I glanced down at my phone and realized she was right. I looked back in the mirror and decided that I looked fine. After all, Clark been seeing me in my dog-walking clothes for a week. “Okay,” I said, letting out a long breath and then turning to Palmer. “Let’s do this.”
She nodded and rolled off my bed, pocketing her phone in her cutoffs. “Bye, Toby,” she called, and I leaned over to the screen and waved, seeing that Bri still hadn’t reappeared.
“Text me updates,” Toby said, giving me a wink. “Have fun!”
We walked down to the foyer together, Palmer leading the way—she knew my house as well as her own. “So,” she said, stopping at the door to dig her keys out of her purse, “if it’s going really well, bring him to the Orchard later.”
I smiled at that, feeling my cheeks get hot at the thought of things going well enough that I’d bring him to meet my friends after the first night. For that to happen, there would definitely be some kissing. “Let’s just see how this goes.”

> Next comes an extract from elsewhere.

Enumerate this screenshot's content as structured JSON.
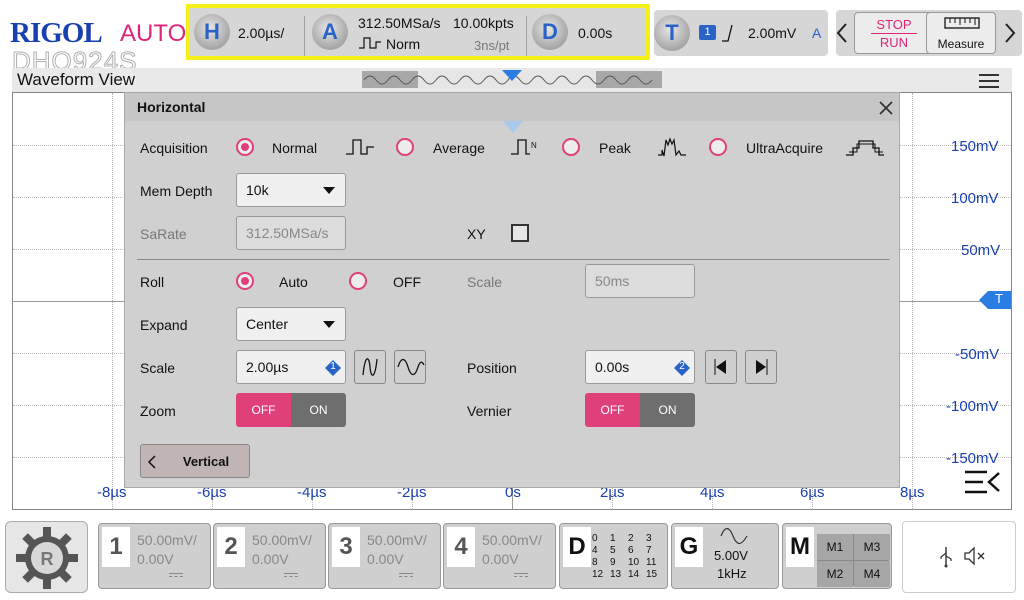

“Andie?” I turned around to see my dad standing in the hallway that led from his study, squinting at me. He had stopped wearing his button-downs in the last few days, and now he was wearing what he wore at more casual events on the campaign trail or strategy sessions—khakis, a polo shirt, and loafers. I honestly wasn’t sure I’d ever seen my father in a T-shirt. I wasn’t entirely sure he owned one.
“Yes?” I called back, looking at Palmer and then widening my eyes at her. I had assumed my dad would stay in his study, reading or watching old sports games, like he’d spent the last few days doing. I was going to write a note and leave it on the kitchen counter before I left, but that was as much as I’d decided to do in terms of alerting him to my plans for the night.

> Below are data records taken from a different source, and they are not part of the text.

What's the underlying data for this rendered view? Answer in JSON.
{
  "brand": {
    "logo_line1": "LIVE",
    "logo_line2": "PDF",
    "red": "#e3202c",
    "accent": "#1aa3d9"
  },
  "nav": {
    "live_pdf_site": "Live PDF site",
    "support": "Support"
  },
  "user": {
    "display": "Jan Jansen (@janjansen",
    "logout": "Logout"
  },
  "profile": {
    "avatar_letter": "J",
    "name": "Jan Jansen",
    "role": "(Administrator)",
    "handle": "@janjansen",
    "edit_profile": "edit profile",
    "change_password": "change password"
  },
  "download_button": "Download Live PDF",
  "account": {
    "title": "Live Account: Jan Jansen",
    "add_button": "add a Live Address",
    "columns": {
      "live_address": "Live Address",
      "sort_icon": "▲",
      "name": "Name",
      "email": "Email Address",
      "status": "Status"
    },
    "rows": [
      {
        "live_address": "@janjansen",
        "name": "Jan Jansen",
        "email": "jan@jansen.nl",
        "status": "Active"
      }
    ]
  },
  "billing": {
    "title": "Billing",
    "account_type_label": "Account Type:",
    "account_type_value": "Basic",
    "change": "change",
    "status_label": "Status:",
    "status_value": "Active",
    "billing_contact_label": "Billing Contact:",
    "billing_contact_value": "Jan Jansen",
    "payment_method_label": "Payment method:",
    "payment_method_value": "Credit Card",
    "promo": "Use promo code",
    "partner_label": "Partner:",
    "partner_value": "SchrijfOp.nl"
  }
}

“I thought I heard—” my dad said as he walked down the hall toward me, and I felt my stomach sink. I’d hoped he had a quick question that I could shout back the answer to, and then he could have gone back to watching eighties basketball players and their disturbingly short shorts. “Oh,” my dad said when he saw Palmer. “Sorry—I didn’t realize Andie had anyone over.”
“Hi, Congressman Walker,” Palmer said cheerfully. A second later, though, when she realized what she’d said, she paled. “I mean . . . Mr. Walker,” she added quickly. My dad was still looking at her, so she glanced at me, then tried, “Alexander?”
“Mr. Walker’s fine,” my dad said, giving her that practiced smile he used when he was working a rope line. “How are you doing, Palmer? How are your parents?”
“Oh, they’re fine. Thanks for asking.”
“Palmer was just leaving,” I said, before my dad could start asking about her brothers and sisters—I could practically see him slipping back into concerned-candidate mode, wanting to show her that he remembered her siblings’ names, that he’d held on to tiny snippets of information. We didn’t have time for that. It was going to be tight, but I was hoping I could get her out of here—and my dad back in his study—before Clark arrived. I had never ever done the guy-parent introduction thing and I really didn’t want to start now. I raised my eyebrows at Palmer, and she nodded.